Struggling energy firms slash jobs and salaries

A PT Pertamina worker climbs on a gauge at a crude oil well on Bunyu island, Indonesia's East Kalimantan province in this Feb 8, 2011 file photo.
A PT Pertamina worker climbs on a gauge at a crude oil well on Bunyu island, Indonesia's East Kalimantan province in this Feb 8, 2011 file photo. PHOTO: REUTERS

The relentless decline in crude oil prices to 12-year lows spells trouble for job seekers in energy-related fields here, say recruitment specialists.

The number of jobs is dwindling while those already employed in the industry face pay cuts as firms move to rein in costs.

Mr Brett Marsh, managing director of South and Central Asia at EarthStream Global, told The Straits Times yesterday that the number of job vacancies across the oil and gas and offshore sectors has fallen by more than half over the past 12 months.

"Many of those jobs affected are high-cost related functions, such as specialist engineers," noted Mr Marsh. "Companies are not signing off these budgets because projects have been put on hold and new vessels are not being chartered to the extent they were previously.

"It's a knock-on effect from the low oil prices, because these organisations are stimulated by projects. Without a continuous pipeline of projects, it's just not economical to hire."

Energy and offshore firms here have been hit hard since anaemic global demand coupled with a still-growing supply glut started sending oil prices falling sharply in June 2014.

Oil majors such as Shell and Chevron have announced plans to axe jobs by the thousand across their global operations, while smaller players here, including Vard Holdings, Ezra Holdings and Otto Marine, have taken steps to reduce their headcount.

PROJECTS ON HOLD

Many of those jobs affected are high-cost related functions, such as specialist engineers. Companies are not signing off these budgets because projects have been put on hold and new vessels are not being chartered to the extent they were previously.

MR BRETT MARSH, managing director of South and Central Asia at EarthStream Global, on the sharp drop in job vacancies in the energy sector.

The downturn in the industry shows little sign of abating, especially with Brent crude sliding below US$30 a barrel for the first time since 2004 last week.

Mr David Leong, managing director of human resource firm People Worldwide Consulting, said the oil and gas industry is witnessing a "severe contraction" in hiring as many companies are bracing themselves for a protracted dry spell.

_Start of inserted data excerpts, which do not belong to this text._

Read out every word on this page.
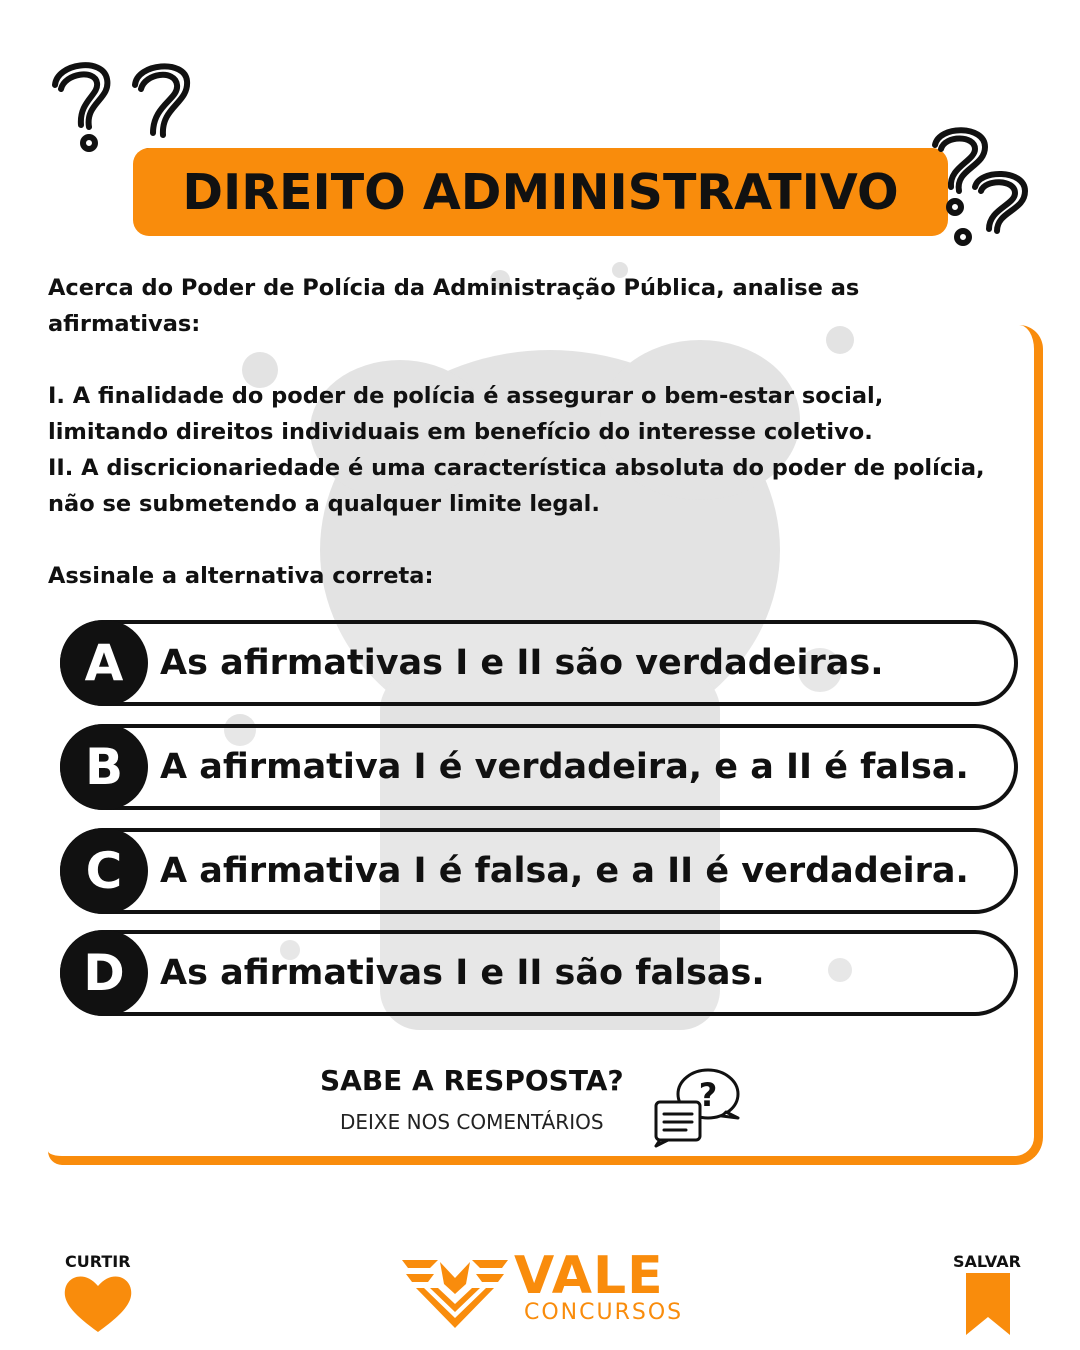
DIREITO ADMINISTRATIVO

Acerca do Poder de Polícia da Administração Pública, analise as

afirmativas:

I. A finalidade do poder de polícia é assegurar o bem-estar social,

limitando direitos individuais em benefício do interesse coletivo.

II. A discricionariedade é uma característica absoluta do poder de polícia,

não se submetendo a qualquer limite legal.

Assinale a alternativa correta:

A	As afirmativas I e II são verdadeiras.
B	A afirmativa I é verdadeira, e a II é falsa.
C	A afirmativa I é falsa, e a II é verdadeira.
D	As afirmativas I e II são falsas.
SABE A RESPOSTA?
DEIXE NOS COMENTÁRIOS
?
CURTIR	SALVAR
VALE
CONCURSOS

Besides reducing staff, pay cuts are also on the table, noted Mr Leong, with some companies slashing salaries by 20 per cent while lowering wages for incoming staff by 10 to 15 per cent.

A typical general manager could see his monthly salary of $15,000 cut to $12,000.

"Generally, the market is freezing up and salaries will likely head even lower or, at best, stay at the same level," he said.

Mr Leong also noted that companies are increasingly opting for contractors instead of making permanent hires under their own payrolls, which translates to lower costs.

"The demand for contractors has grown somewhat as the main yards and owners are outsourcing production parts and assembly to contractors," he said. 

"The outlook is bleak, particularly for the major players in the field. Many owners and large contractors in the key markets are going under and filing for bankruptcy and this will have a severe impact for downstream players in Singapore."

Mr Marsh said: "It's a challenging year ahead, particularly as oil prices are expected to continue to go downwards.

"Even if you do see an uplift in oil prices, it will have to be sustained over a period of time before there is any effect on the (labour) marketplace."

Recruitment firm Hays noted in a recent report on the oil and gas sector that job security has been a big issue for many over the past 12 months and "promises to be so for the coming year also".

Jacqueline Woo

Correction note: An earlier version of the graphic stated that though the US does not export crude oil, it now imports much less, creating a lot of spare supply. This is incorrect. The US made its first export of crude oil in four decades earlier this month.